To estimate the prevalence of monogenic inborn errors of immunity in patients with autoimmune diseases. This was a retrospective and prospective cohort study. The study included 56 subjects (Male:Female ratio: 1.07) with mean age of onset of autoimmunity of 7 years (4months-46 years). 21/57 (37.5%) had polyautoimmunity. 5/56 patients met the JMF criteria for PID. The different AID referred were hematological (42%) > GI (16%) > Skin (14%) > Endocrine (10%) > Rheumatological (8%) > Renal (6%) > Neurological (2%). 36/57 (63%) reported recurrent infections. 27/56 were on polytherapy, 46 had received steroids. 18/52 (35%) had CD19 lymphopenia, 24/52(46%) had CD4 lymphopenia, 11/52(21%) had CD8 lymphopenia, 14/48 (29%) had NK lymphopenia. 20/50 (42%) had hypogammaglobinemia. 28/56 (50%) were found to have pathogenic variants among PIRD genes (LRBA:6, STAT1 GOF: 3, CTLA4: 2, ACP5: 2, 1 each with NFKB1, NLRP12, CARD11 GOF, STAT3 GOF, RTEL1, NCF2, ATM, RAG1, BTK, IL12RB1, CR2 and CD55 microdeletion/CHAPEL, FOXP3, PIK3CD, CD40L, ADA2).

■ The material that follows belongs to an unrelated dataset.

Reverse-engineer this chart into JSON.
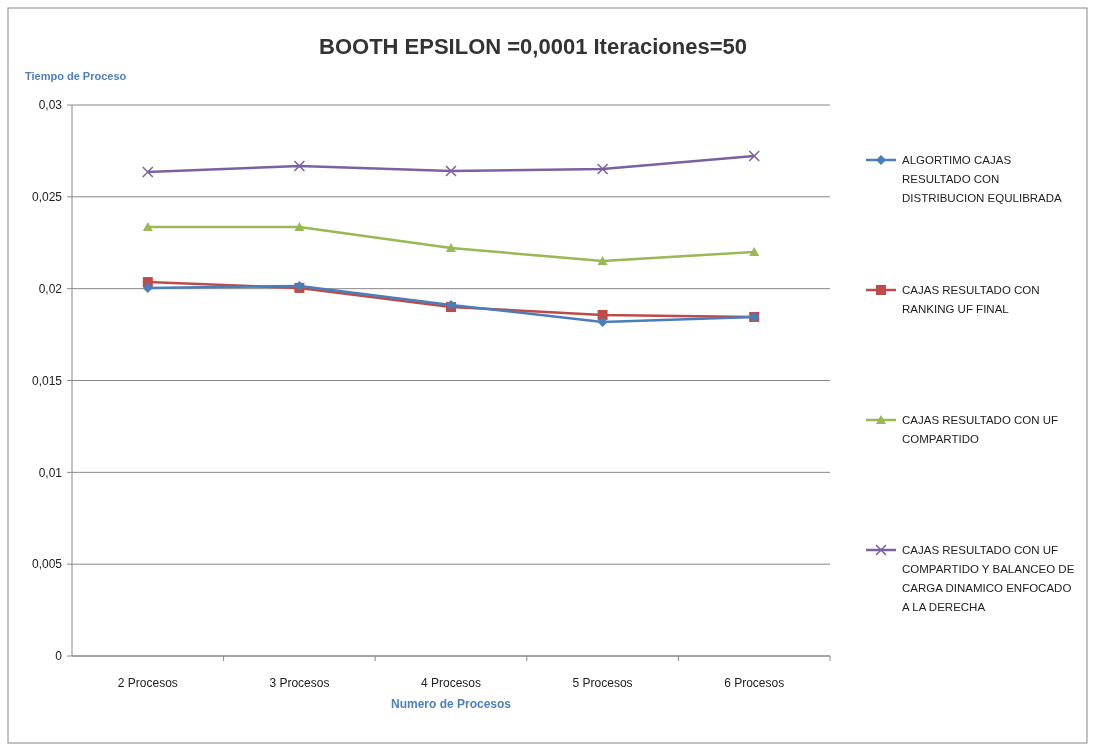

These 28 patients had 41 autoimmune diseases. Hematological AID was most common (50%)>GI (16%)>Endocrine (9%)>Skin (11%)>Rheumatological (7%)>Renal and neurological (1%). Hematological AID is most common manifestation in almost 75% of children with PIRD. Positive predictive value of abnormal immunological tests was 50% and sensitivity of 70%. JMF criteria had specificity of 100% in identifying PIRD but sensitivity was only 17%. Polyautoimmunity had a positive predictive value of 35% and sensitivity of only 40%. Avg age at initial presentation with autoimmunity in patients with underlying PIRD was 7.4 years vs 6.4 years in those without PIRD. 11/28 of these children were offered transplant out of whom 4 have successful transplants. 8/28 were started on sirolimus, 2/28 on abatacept, 3/28 on baracitinib, 2/29 on ruxolitinib after diagnosis that led to steroid withdrawal. 4 have died. Conclusion: 50% of children with AID have underlying PIRD. LRBA deficiency and STAT1 GOF were the most common PIRD. Age at presentation, number of autoimmunity, routine immunological tests and JMF criteria are not predictive of underlying PIRD. Early diagnosis with exome sequencing alters the prognosis and opens new therapeutic avenue.